Allen Einstein/NBAE/Getty Images
by Keith Langlois
Web Editor

Their spot in the playoffs cemented, the Pistons got the weekend off from Stan Van Gundy. But that’s where it stops. They likely won’t join the list of teams sitting their starters for rest in the final two games.

The Pistons host Miami on Tuesday and close the regular season at Cleveland on Wednesday. The Heat, among four teams fighting for the numbers three and four seeds and home-court advantage in the first round, almost surely will come full force. Cleveland, which lost its chance to clinch the No. 1 seed by losing at Chicago on Saturday, might or might not have anything at stake in the finale.

The Pistons are going to play it straight, though Van Gundy will be mindful of taxing his starters unduly.

“Never really coached a game that I didn’t care if we won or lost,” he said after Friday’s win over Washington clinched a postseason berth. “I’ve just never been in that situation. That doesn’t mean that somewhere we might have to take a look, if we’ve got some guys banged up, at minutes. But we’ll play and try to win.”

The Pistons will face Cleveland or Toronto in the playoffs. Cleveland locks down the No. 1 seed with one win – the Cavs host Atlanta, also scratching for home-court advantage, on Monday – or one Toronto loss. The Raptors might not care much about seeding, given that they rested All-Stars DeMar DeRozan and Kyle Lowry on Friday (and still beat Indiana), but they finish with three lottery teams – road games at New York and Brooklyn sandwiched around a home game with Philadelphia.

Van Gundy isn’t trying to engineer one matchup over the other. But all things considered …

“Both those teams are really good. I’m of the mindset that you always want to finish as high as you can finish,” he said. “It’s not a matter of I’d rather play Toronto, don’t want to play Cleveland. If you have a choice between finishing seventh and eighth, I don’t know, seventh sounds better to me. That’s the way I am.”

The Pistons are 2-1 against Cleveland this season, 1-2 against Toronto. There was no bigger win during the season than the Feb. 22 victory at Cleveland with the Pistons at a season-low two games under .500. It was Tobias Harris’ first start in his third game with the Pistons and started a finishing kick that’s seen them go 16-8.

Either the Cavaliers or Raptors will be favored to win, of course, but the Pistons aren’t going to be a typical seventh or eighth seed. With 43 wins and the chance to get to 45, the Pistons are already ahead of the average wins total for the East’s No. 7 seed over the last 10 full NBA seasons (41.4). That falls to 39 wins for the average No. 8 seed.

And with a winning percentage of .667 since Harris joined the lineup, even 43 wins might undersell the Pistons in their current configuration. They wanted to get to the playoffs with some momentum and it appears that will be the case.
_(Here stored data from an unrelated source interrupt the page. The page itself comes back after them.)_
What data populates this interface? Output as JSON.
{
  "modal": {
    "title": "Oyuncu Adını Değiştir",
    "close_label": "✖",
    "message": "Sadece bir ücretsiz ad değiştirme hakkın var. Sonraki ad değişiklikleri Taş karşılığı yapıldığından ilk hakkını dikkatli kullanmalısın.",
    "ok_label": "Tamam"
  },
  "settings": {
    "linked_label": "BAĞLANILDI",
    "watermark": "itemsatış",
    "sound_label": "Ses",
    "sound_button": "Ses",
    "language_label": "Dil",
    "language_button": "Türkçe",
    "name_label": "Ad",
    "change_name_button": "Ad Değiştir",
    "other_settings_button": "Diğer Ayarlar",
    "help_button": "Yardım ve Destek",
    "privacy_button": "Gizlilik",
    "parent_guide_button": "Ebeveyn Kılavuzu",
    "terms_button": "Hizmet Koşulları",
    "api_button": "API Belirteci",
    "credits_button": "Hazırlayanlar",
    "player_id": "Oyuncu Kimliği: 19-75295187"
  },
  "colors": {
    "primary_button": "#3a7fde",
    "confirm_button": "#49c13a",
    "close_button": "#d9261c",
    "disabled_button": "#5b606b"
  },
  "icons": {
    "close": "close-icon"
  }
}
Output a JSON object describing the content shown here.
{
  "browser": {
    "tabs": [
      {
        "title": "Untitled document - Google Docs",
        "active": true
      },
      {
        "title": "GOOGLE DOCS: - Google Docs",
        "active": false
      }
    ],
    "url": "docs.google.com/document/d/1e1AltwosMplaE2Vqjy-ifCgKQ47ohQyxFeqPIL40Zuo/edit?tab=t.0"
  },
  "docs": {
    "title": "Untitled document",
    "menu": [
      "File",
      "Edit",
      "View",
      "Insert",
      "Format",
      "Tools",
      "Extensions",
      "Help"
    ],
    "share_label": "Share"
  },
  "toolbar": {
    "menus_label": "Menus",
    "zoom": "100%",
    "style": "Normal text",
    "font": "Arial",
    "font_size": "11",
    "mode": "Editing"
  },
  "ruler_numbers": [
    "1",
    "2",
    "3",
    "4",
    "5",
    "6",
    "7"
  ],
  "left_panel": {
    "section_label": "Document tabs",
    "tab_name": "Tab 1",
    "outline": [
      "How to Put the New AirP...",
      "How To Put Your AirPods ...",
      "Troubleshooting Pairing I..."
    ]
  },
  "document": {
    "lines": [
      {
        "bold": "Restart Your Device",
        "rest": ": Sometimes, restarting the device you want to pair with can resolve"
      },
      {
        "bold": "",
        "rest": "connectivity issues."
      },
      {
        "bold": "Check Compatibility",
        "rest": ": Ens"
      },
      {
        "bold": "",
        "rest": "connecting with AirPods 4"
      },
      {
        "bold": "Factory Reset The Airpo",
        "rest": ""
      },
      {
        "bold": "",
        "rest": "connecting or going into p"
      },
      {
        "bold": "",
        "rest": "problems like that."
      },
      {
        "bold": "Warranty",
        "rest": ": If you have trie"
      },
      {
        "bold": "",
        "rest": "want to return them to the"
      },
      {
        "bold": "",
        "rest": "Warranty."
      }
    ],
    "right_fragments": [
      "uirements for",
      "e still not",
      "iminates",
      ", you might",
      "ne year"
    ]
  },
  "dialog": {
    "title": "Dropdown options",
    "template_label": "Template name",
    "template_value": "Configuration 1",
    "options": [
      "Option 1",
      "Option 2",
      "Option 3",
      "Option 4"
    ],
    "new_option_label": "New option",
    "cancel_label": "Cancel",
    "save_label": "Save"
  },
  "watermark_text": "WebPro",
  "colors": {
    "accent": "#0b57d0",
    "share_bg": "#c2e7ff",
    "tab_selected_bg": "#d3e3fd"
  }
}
“We’ve played some great games, but it’s a matter of we have to be able to go out there and play 48 minutes of good games,” said Aron Baynes, along for some great playoff rides in San Antonio before joining the Pistons as a free agent. “We need to back it up. Consistency is one thing we’ve got to work on. But over the last month, it’s been getting better and better. We need to be on a roll when we get into the playoffs and that’s what these next couple of games are about.”

Van Gundy has talked for the past month about the value of playing meaningful games down the stretch for a young team with only one starter, Reggie Jackson, with any playoff experience. That would have served the Pistons well going forward no matter how the chase ended. Now the value will be magnified by getting to see what the playoffs are all about firsthand.

“It’s major – definitely major,” Marcus Morris said. “Just for us to get that feel, get that experience of just being in the playoffs. No matter how far we get, being together and being able to jell and see how it is.”

Indiana controls its destiny with regard to the seventh or eighth seeds. If both the Pacers and Pistons win out – Indiana hosts Brooklyn and New York, then wraps up at Milwaukee, three lottery teams – they’d finish with the same records. But that favors Indiana, since the Pacers’ 3-1 season series record against the Pistons gives them the tiebreaker. But where they finish or which opponent they’ll draw pales in significance to the act of cracking the postseason field.

“It’s huge for us. It’s huge for our organization,” Van Gundy said. “We’ve got four starters in there who’ve never been. Huge for them. It’s a great milestone for them to get in and we hope this is just the start of bigger things. But you’ve got to start somewhere and this is it.”